[PATRONAT] Trzeci fragment "Łowcy płomienia" Hafsah Faizal




Łowczyni była szybsza. Uchyliła się przed jego ramionami i cofnęła poza ich zasięg, jednocześnie przygotowując łuk. Książę rzucił sztyletem w safina, który ruszył na niego oraz generała, po czym chwycił bułat w obie ręce, a następnie się zamachnął, wiedząc, że zardzewiałe ostrze nie wytrzyma impetu uderzenia.
Wytrzymało.
Rozległ się szczęk stali, a z ust safina wyrwał się warkot, który w żaden sposób nie pasował do dystyngowanej natury Alderamińczyków. Nasir uskoczył przed kopniakiem i płaską częścią ostrza sparował kolejny atak.
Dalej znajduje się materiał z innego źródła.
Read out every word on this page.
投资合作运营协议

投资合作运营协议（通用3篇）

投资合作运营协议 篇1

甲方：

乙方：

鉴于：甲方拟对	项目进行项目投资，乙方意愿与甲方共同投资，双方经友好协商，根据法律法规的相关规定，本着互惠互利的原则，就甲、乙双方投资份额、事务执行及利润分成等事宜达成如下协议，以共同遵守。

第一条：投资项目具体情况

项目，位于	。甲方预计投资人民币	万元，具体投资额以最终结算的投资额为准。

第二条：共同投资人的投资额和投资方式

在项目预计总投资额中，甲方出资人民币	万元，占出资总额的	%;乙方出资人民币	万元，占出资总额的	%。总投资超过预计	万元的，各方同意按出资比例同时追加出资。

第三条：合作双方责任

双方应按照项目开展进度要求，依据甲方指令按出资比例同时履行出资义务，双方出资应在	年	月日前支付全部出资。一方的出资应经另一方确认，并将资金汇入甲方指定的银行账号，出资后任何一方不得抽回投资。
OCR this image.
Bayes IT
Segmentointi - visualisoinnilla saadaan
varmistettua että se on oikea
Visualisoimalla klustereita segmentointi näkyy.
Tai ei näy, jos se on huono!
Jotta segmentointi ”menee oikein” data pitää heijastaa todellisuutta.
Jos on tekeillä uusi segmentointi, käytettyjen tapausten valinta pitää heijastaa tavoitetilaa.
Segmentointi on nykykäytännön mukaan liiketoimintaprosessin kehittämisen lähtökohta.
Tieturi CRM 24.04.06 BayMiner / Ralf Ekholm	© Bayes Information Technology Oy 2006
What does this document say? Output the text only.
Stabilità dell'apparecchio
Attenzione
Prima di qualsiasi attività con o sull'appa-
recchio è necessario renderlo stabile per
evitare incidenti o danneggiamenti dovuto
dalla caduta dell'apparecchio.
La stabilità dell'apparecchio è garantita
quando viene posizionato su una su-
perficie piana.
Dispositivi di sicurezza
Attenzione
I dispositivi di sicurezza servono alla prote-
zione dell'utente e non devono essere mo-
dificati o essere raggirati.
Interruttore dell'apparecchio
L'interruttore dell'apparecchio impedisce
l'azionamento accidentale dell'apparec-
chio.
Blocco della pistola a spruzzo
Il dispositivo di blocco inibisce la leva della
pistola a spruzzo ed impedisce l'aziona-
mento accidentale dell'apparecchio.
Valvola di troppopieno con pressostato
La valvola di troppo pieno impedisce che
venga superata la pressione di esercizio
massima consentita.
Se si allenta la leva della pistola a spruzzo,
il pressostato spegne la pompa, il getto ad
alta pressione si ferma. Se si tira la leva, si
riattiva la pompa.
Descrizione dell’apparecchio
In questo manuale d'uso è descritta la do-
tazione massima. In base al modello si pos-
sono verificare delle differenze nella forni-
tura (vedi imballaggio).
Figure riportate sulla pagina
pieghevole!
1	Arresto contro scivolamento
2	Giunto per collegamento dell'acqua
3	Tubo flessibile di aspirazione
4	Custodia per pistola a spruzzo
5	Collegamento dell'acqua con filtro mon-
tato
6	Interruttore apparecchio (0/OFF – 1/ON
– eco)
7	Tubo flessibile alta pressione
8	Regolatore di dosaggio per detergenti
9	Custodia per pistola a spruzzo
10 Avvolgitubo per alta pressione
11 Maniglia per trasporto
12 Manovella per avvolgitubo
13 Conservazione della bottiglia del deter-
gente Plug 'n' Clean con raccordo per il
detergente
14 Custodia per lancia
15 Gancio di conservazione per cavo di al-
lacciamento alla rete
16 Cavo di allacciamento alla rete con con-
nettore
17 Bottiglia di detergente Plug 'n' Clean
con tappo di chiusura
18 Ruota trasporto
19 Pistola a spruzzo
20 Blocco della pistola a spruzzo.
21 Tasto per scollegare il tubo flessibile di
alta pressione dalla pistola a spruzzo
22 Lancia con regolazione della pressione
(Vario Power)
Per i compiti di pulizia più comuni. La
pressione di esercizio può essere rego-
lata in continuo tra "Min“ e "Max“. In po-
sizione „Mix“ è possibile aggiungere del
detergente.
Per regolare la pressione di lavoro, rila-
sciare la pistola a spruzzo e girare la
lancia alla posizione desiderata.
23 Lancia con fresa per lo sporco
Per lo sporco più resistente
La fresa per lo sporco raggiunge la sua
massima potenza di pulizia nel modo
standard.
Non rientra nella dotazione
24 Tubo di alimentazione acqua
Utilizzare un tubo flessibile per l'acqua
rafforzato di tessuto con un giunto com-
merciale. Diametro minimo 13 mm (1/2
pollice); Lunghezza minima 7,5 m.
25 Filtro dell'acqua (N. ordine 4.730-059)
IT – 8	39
Wiatr zyskał na sile, rzucając mu piaskiem w oczy. Zakrył usta turbanem. W międzyczasie Altair napierał na drugiego safina, ze świstem tnąc powietrze bliźniaczymi bułatami.
Gdy asasyn na sekundę odwrócił wzrok, jego oczom ukazała się Łowczyni.
Leżała na piasku, z włosami rozrzuconymi wokół głowy, przyparta przez pierwszego safina, który unosił zardzewiałą szablę, żeby zadać ostateczny cios.